Generating realistic and controllable motions for virtual characters is a challenging task in computer animation, and its implications extend to games, simulations, and virtual reality. Recent studies have drawn inspiration from the success of diffusion models in image generation, demonstrating the potential for addressing this task. However, the majority of these studies have been limited to offline applications that target at sequence-level generation that generates all steps simultaneously. To enable real-time motion synthesis with diffusion models in response to time-varying control signals, we propose the framework of the Controllable Motion Diffusion Model (COMODO). Our framework begins with an auto-regressive motion diffusion model (A-MDM), which generates motion sequences step by step. In this way, simply using the standard DDPM algorithm without any additional complexity, our framework is able to generate high-fidelity motion sequences over extended periods with different types of control signals. Then, we propose our reinforcement learning-based controller and controlling strategies on top of the A-MDM model, so that our framework can steer the motion synthesis process across multiple tasks, including target reaching, joystick-based control, goal-oriented control, and trajectory following. The proposed framework enables the real-time generation of diverse motions that react adaptively to user commands on-the-fly, thereby enhancing the overall user experience. Besides, it is compatible with the inpainting-based editing methods and can predict much more diverse motions without additional fine-tuning of the basic motion generation models.

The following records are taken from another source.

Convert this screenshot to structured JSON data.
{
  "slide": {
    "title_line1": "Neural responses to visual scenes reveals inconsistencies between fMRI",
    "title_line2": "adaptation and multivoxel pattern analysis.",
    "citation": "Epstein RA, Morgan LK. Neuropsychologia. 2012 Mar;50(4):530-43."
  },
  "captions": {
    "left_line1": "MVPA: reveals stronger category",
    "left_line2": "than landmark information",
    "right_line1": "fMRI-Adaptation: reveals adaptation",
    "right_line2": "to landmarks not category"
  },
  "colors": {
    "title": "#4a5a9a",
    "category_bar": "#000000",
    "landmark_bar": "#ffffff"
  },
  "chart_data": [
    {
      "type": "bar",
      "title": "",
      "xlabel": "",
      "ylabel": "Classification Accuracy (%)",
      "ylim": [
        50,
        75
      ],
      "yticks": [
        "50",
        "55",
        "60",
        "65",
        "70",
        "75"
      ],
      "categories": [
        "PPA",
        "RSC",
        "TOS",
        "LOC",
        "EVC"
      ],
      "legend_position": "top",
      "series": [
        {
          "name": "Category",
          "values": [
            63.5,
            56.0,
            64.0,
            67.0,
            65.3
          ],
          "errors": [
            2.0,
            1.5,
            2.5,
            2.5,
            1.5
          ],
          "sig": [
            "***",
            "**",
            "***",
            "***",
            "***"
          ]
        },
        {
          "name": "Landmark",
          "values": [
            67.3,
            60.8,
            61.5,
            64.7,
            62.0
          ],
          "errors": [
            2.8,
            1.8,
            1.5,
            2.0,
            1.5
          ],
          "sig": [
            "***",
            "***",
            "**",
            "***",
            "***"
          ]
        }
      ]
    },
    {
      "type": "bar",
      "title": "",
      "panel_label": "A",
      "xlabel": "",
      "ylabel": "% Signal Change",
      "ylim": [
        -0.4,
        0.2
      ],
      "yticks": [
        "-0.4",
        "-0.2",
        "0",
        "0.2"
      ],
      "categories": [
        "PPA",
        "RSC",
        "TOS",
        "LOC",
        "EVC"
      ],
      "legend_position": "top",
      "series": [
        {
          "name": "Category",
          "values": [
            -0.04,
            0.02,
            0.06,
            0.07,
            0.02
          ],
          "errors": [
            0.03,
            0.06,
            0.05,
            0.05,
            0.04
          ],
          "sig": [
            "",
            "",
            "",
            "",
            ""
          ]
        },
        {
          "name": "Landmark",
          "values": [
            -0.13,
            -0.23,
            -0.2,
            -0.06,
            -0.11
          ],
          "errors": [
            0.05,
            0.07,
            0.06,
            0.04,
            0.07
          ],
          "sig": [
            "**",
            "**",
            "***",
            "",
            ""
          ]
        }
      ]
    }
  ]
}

We conduct comprehensive experiments to evaluate the effectiveness of our framework in performing various tasks and compare its performance against state-of-the-art methods.

翻译：为虚拟角色生成逼真且可控的运动是计算机动画中的一项挑战性任务，其应用延伸至游戏、仿真和虚拟现实领域。受扩散模型在图像生成领域成功经验的启发，近期研究已展现出解决该任务的潜力。然而，这些研究大多局限于针对序列级生成的离线应用（即同时生成所有步骤）。为利用扩散模型实现响应时变控制信号的实时运动合成，我们提出可控运动扩散模型（COMODO）框架。该框架以自回归运动扩散模型（A-MDM）为基础，可逐步生成运动序列。通过这种方式，仅使用标准DDPM算法而无需引入额外复杂性，框架即能在长时间跨度内生成高保真运动序列，并支持不同类型的控制信号。随后，我们在A-MDM模型之上提出基于强化学习的控制器与控制策略，使框架能够引导运动合成过程完成多项任务，包括目标到达、摇杆控制、导向控制及轨迹跟踪。所提框架支持实时生成能够动态适应用户指令的多样化运动，从而提升整体用户体验。此外，该框架与基于修补（inpainting）的编辑方法兼容，可在无需对基础运动生成模型进行额外微调的情况下预测出更具多样性的运动。我们通过全面实验评估框架在各项任务中的有效性，并将其性能与现有最优方法进行比较。